The opera was less successful in its other title protagonist, Tristan. Tenor Wolfgang Schmidt seems to have taken to heart Anna Russell’s dictum about dramatic sopranos - that one need not have the qualities of a singer so much as those of a buzz saw with a good cutting edge. Schmidt does indeed have a good cutting edge to his voice and it powers over the orchestra with relentless force through much of his performance. But there is no core of tone as a foundation and the result is a harsh unpleasant sound much of the time. There are moments when he seems to hook into the tone and produces a likable sound, as if he is remembering a vocal technique mostly abandoned. Likewise, there were moments when he seemed suddenly committed to what he was singing and the text and music worked together.
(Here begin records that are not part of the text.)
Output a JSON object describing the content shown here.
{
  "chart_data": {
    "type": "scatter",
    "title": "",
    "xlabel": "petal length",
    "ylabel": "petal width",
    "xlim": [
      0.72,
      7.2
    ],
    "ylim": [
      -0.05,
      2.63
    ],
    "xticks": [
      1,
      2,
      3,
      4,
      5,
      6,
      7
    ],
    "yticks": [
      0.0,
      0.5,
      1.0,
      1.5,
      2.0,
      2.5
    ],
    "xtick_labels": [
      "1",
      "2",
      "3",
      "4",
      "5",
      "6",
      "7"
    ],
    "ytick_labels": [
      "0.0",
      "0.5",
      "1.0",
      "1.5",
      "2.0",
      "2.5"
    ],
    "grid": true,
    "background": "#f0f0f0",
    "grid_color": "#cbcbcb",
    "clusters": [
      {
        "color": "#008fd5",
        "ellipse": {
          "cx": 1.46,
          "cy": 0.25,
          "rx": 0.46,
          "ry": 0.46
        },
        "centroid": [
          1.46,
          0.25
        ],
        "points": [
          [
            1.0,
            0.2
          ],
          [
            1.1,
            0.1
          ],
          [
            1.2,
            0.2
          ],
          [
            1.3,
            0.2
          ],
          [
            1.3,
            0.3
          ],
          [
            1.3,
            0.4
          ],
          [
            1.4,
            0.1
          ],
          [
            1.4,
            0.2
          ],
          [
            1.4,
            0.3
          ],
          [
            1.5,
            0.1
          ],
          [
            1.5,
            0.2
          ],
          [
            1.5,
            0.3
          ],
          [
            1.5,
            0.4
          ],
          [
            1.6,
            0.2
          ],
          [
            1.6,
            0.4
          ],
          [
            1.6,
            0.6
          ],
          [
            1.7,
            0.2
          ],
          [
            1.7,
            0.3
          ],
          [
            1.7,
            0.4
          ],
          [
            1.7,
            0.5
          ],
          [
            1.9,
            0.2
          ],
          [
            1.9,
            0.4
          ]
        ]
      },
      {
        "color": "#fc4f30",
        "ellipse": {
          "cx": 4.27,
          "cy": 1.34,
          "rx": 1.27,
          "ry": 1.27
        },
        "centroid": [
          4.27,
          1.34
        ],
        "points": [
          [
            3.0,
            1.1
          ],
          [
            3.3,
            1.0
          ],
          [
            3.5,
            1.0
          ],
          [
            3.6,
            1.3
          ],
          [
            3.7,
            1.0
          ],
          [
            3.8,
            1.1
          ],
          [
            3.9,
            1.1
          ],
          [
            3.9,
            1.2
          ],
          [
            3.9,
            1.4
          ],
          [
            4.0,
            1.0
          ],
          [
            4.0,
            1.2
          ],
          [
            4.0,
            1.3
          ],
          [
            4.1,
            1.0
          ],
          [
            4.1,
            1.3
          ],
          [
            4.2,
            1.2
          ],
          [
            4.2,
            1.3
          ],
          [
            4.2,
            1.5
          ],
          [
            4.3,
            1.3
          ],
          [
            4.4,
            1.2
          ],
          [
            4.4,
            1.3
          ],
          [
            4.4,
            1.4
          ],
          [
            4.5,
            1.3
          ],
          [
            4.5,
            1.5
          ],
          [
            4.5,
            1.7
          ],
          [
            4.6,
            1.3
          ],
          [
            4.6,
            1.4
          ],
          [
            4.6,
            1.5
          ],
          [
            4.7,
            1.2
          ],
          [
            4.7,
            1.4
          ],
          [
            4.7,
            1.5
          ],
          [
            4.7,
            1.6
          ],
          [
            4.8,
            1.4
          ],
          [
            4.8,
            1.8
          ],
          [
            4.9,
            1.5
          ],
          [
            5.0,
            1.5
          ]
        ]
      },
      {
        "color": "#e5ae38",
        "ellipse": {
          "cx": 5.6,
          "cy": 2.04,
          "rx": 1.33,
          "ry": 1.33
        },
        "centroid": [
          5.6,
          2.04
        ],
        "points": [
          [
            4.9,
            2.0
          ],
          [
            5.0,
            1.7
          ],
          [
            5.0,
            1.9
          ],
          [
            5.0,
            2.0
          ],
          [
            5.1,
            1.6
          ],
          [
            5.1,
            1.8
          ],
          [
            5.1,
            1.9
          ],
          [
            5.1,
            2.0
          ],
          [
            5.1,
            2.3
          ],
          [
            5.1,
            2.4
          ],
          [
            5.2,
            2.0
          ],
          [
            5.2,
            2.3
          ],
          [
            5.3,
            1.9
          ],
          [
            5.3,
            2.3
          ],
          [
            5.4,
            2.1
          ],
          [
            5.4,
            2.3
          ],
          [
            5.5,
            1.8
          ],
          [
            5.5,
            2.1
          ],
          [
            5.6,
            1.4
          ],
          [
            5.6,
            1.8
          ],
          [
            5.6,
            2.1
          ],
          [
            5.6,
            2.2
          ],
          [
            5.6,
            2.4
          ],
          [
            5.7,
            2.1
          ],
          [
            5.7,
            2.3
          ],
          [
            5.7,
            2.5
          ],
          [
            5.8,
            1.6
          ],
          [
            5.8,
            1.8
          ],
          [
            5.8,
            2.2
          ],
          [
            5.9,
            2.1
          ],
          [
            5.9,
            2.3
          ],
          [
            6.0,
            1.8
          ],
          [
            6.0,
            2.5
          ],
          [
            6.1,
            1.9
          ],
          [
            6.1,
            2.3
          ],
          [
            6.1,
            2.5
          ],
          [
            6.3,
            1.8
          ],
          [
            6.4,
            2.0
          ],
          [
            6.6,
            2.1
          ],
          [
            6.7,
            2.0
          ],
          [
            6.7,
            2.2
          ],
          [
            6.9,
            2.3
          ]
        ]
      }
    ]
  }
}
But much of the time in both the second and third acts, he appeared to be uninvolved. At such times, not only the diction collapsed in a muddle, but the pitch, already unreliable, became a blur of approximations.
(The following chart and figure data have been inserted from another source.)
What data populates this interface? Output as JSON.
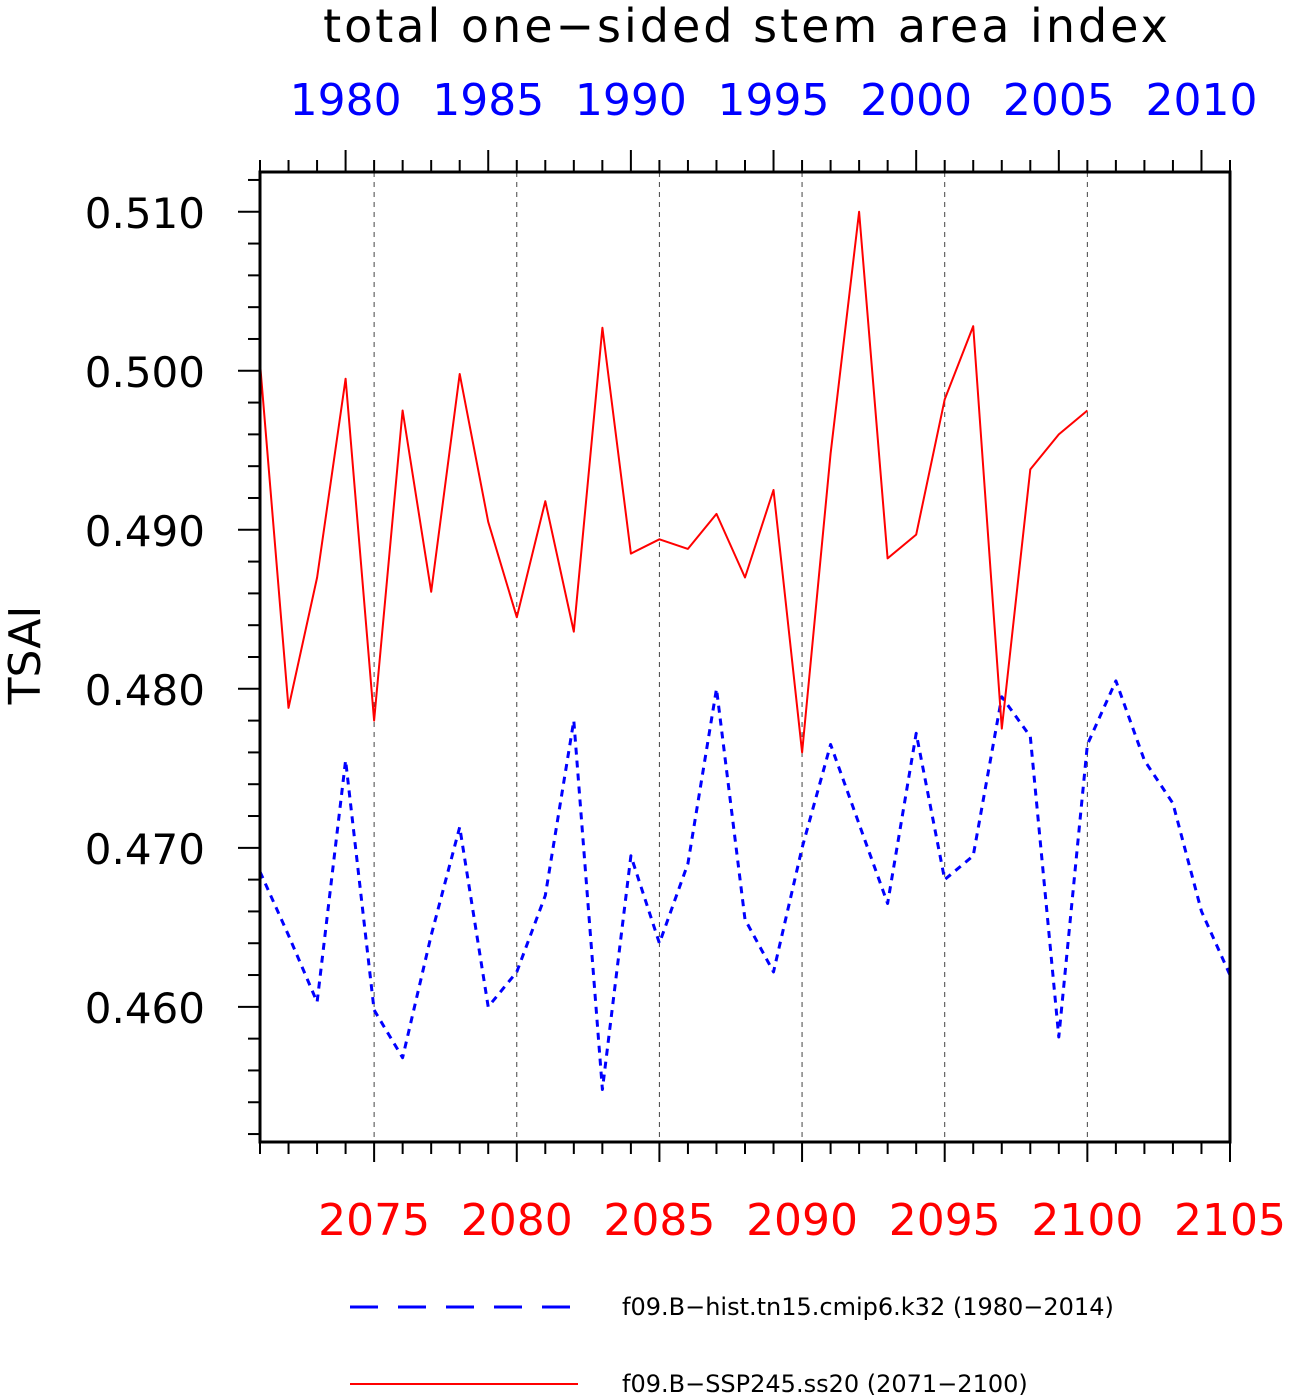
{
  "chart_data": {
    "type": "line",
    "title": "total one−sided stem area index",
    "ylabel": "TSAI",
    "ylim": [
      0.4515,
      0.5125
    ],
    "ytick_labels": [
      "0.460",
      "0.470",
      "0.480",
      "0.490",
      "0.500",
      "0.510"
    ],
    "x_bottom": {
      "range": [
        2071,
        2105
      ],
      "tick_labels": [
        "2075",
        "2080",
        "2085",
        "2090",
        "2095",
        "2100",
        "2105"
      ],
      "color": "#ff0000"
    },
    "x_top": {
      "range": [
        1977,
        2011
      ],
      "tick_labels": [
        "1980",
        "1985",
        "1990",
        "1995",
        "2000",
        "2005",
        "2010"
      ],
      "color": "#0000ff"
    },
    "grid": "vertical dashed",
    "series": [
      {
        "name": "f09.B−hist.tn15.cmip6.k32 (1980−2014)",
        "axis": "top",
        "color": "#0000ff",
        "style": "dashed",
        "x": [
          1977,
          1978,
          1979,
          1980,
          1981,
          1982,
          1983,
          1984,
          1985,
          1986,
          1987,
          1988,
          1989,
          1990,
          1991,
          1992,
          1993,
          1994,
          1995,
          1996,
          1997,
          1998,
          1999,
          2000,
          2001,
          2002,
          2003,
          2004,
          2005,
          2006,
          2007,
          2008,
          2009,
          2010,
          2011
        ],
        "y": [
          0.4685,
          0.4645,
          0.4603,
          0.4755,
          0.4598,
          0.4568,
          0.4645,
          0.4713,
          0.46,
          0.4622,
          0.467,
          0.478,
          0.4548,
          0.4695,
          0.464,
          0.469,
          0.48,
          0.4655,
          0.4622,
          0.47,
          0.4765,
          0.4715,
          0.4665,
          0.4772,
          0.468,
          0.4695,
          0.4795,
          0.477,
          0.4581,
          0.4765,
          0.4805,
          0.4755,
          0.4728,
          0.466,
          0.462
        ]
      },
      {
        "name": "f09.B−SSP245.ss20 (2071−2100)",
        "axis": "bottom",
        "color": "#ff0000",
        "style": "solid",
        "x": [
          2071,
          2072,
          2073,
          2074,
          2075,
          2076,
          2077,
          2078,
          2079,
          2080,
          2081,
          2082,
          2083,
          2084,
          2085,
          2086,
          2087,
          2088,
          2089,
          2090,
          2091,
          2092,
          2093,
          2094,
          2095,
          2096,
          2097,
          2098,
          2099,
          2100
        ],
        "y": [
          0.5005,
          0.4788,
          0.487,
          0.4995,
          0.478,
          0.4975,
          0.4861,
          0.4998,
          0.4905,
          0.4845,
          0.4918,
          0.4836,
          0.5027,
          0.4885,
          0.4894,
          0.4888,
          0.491,
          0.487,
          0.4925,
          0.476,
          0.4948,
          0.51,
          0.4882,
          0.4897,
          0.4982,
          0.5028,
          0.4775,
          0.4938,
          0.496,
          0.4975
        ]
      }
    ],
    "legend": "bottom"
  }
}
The opera’s third protagonist, and perhaps for some the main protagonist, is the orchestra. And once again San Francisco is fortunate to have a conductor of Maestro Donald Runnicles' stature on the podium. Without glossing over details, he lead a firmly propulsive performance that sustained the urgency and fervency of the lovers’ passion, relaxing for the opera’s lyric outpourings but then surging forward again with renewed purpose and intent. Runnicles unleashed a wall of sound from the pit allowing one to revel in Wagner’s lush score, but often to the singer's detriment. While neither Connell nor Schmidt seemed to be overwhelmed by the challenge, both were pushed to their limits to ride the crest of the soundwave Runnicles elicited from the pit.
Making an impressive debut, Lithuanian mezzo-soprano Violeta Urmana was a compassionate Brangane with an opulent tone and easy stage presence. Her warm mezzo seemed effortlessly produced and easily projected throughout the range and her tender, caring attention to Isolde clearly established the character.
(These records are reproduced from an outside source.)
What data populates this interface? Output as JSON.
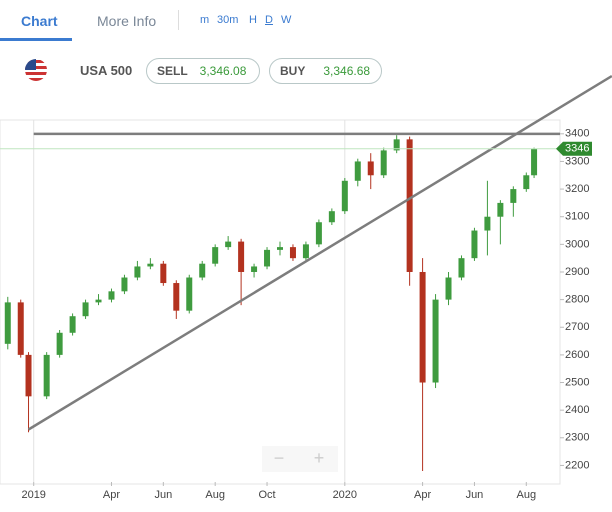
{
  "tabs": [
    "Chart",
    "More Info"
  ],
  "timeframes": [
    "m",
    "30m",
    "H",
    "D",
    "W"
  ],
  "instrument": {
    "name": "USA 500",
    "sell_label": "SELL",
    "sell_price": "3,346.08",
    "buy_label": "BUY",
    "buy_price": "3,346.68"
  },
  "zoom": {
    "out": "−",
    "in": "+"
  },
  "chart_data": {
    "type": "candlestick",
    "x": [
      -1.0,
      -0.5,
      -0.2,
      0.5,
      1.0,
      1.5,
      2.0,
      2.5,
      3.0,
      3.5,
      4.0,
      4.5,
      5.0,
      5.5,
      6.0,
      6.5,
      7.0,
      7.5,
      8.0,
      8.5,
      9.0,
      9.5,
      10.0,
      10.5,
      11.0,
      11.5,
      12.0,
      12.5,
      13.0,
      13.5,
      14.0,
      14.5,
      15.0,
      15.5,
      16.0,
      16.5,
      17.0,
      17.5,
      18.0,
      18.5,
      19.0,
      19.3
    ],
    "open": [
      2640,
      2790,
      2600,
      2450,
      2600,
      2680,
      2740,
      2790,
      2800,
      2830,
      2880,
      2920,
      2930,
      2860,
      2760,
      2880,
      2930,
      2990,
      3010,
      2900,
      2920,
      2980,
      2990,
      2950,
      3000,
      3080,
      3120,
      3230,
      3300,
      3250,
      3340,
      3380,
      2900,
      2500,
      2800,
      2880,
      2950,
      3050,
      3100,
      3150,
      3200,
      3250
    ],
    "high": [
      2810,
      2800,
      2610,
      2610,
      2690,
      2750,
      2800,
      2820,
      2840,
      2890,
      2940,
      2950,
      2940,
      2870,
      2890,
      2940,
      3000,
      3030,
      3020,
      2930,
      2990,
      3010,
      3000,
      3010,
      3090,
      3130,
      3240,
      3310,
      3330,
      3350,
      3395,
      3390,
      2950,
      2820,
      2900,
      2960,
      3060,
      3230,
      3160,
      3210,
      3260,
      3350
    ],
    "low": [
      2620,
      2590,
      2320,
      2440,
      2590,
      2670,
      2730,
      2780,
      2790,
      2820,
      2870,
      2910,
      2850,
      2730,
      2750,
      2870,
      2920,
      2980,
      2780,
      2880,
      2910,
      2960,
      2940,
      2940,
      2990,
      3070,
      3110,
      3210,
      3200,
      3240,
      3330,
      2850,
      2180,
      2480,
      2780,
      2870,
      2940,
      2960,
      3000,
      3100,
      3190,
      3240
    ],
    "close": [
      2790,
      2600,
      2450,
      2600,
      2680,
      2740,
      2790,
      2800,
      2830,
      2880,
      2920,
      2930,
      2860,
      2760,
      2880,
      2930,
      2990,
      3010,
      2900,
      2920,
      2980,
      2990,
      2950,
      3000,
      3080,
      3120,
      3230,
      3300,
      3250,
      3340,
      3380,
      2900,
      2500,
      2800,
      2880,
      2950,
      3050,
      3100,
      3150,
      3200,
      3250,
      3346
    ],
    "up_color": "#3f9b3f",
    "down_color": "#b3321f",
    "xlim": [
      -1.3,
      20.3
    ],
    "ylim": [
      2140,
      3450
    ],
    "xticks": [
      {
        "value": 0,
        "label": "2019"
      },
      {
        "value": 3,
        "label": "Apr"
      },
      {
        "value": 5,
        "label": "Jun"
      },
      {
        "value": 7,
        "label": "Aug"
      },
      {
        "value": 9,
        "label": "Oct"
      },
      {
        "value": 12,
        "label": "2020"
      },
      {
        "value": 15,
        "label": "Apr"
      },
      {
        "value": 17,
        "label": "Jun"
      },
      {
        "value": 19,
        "label": "Aug"
      }
    ],
    "yticks": [
      2200,
      2300,
      2400,
      2500,
      2600,
      2700,
      2800,
      2900,
      3000,
      3100,
      3200,
      3300,
      3400
    ],
    "current_price": 3346,
    "trendlines": [
      {
        "x": [
          0,
          20.3
        ],
        "y": [
          3400,
          3400
        ]
      },
      {
        "x": [
          -0.2,
          22.3
        ],
        "y": [
          2330,
          3609
        ]
      }
    ]
  }
}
As Tristan’s faithful retainer, Kurwenal, baritone Tom Fox displayed a full, pleasant baritone capable of sufficient heft and clarity for the dramatic passages and pliancy and tenderness to convey his loving concern for Tristan. Fox appears stiff and uncomfortable on stage, but it doesn’t impede his vocal production.
Victor von Halem’s Marke is a king of stature and nobility, integrity and compassion. Von Halem’s conveys his characterization and concept of the king in big round tones that sound rich but lacked steadiness and focus.
John Autry as Melot, Norman Shankle as the sailor and Jere Torkelsen as the Helmsman were all a credit to the production and the company.
Mauro Pagano's production is not consistently attractive, with a particularly uninventive second act, but the first act set presents a striking image of a ship with a semicircular wall around a black, polished floor that both served to throw the sound out into the auditorium much to the singers' advantage.
Thomas J. Munn took full advantage of the opera house's new computerized lighting system for some striking effects as the interplay between night and day take on a visual reality to match the metaphysical counterpart that is integral to the world of Tristan und Isolde.
Given the scarcity of singers capable of meeting Wagner's demands in Tristan und Isolde, producing the opera is a risky venture at best. With a conductor and orchestra capable of encompassing the score and an Isolde well on her way to becoming a notable exponent of the role, the San Francisco Opera's production was worth the effort despite the regrettable Tristan.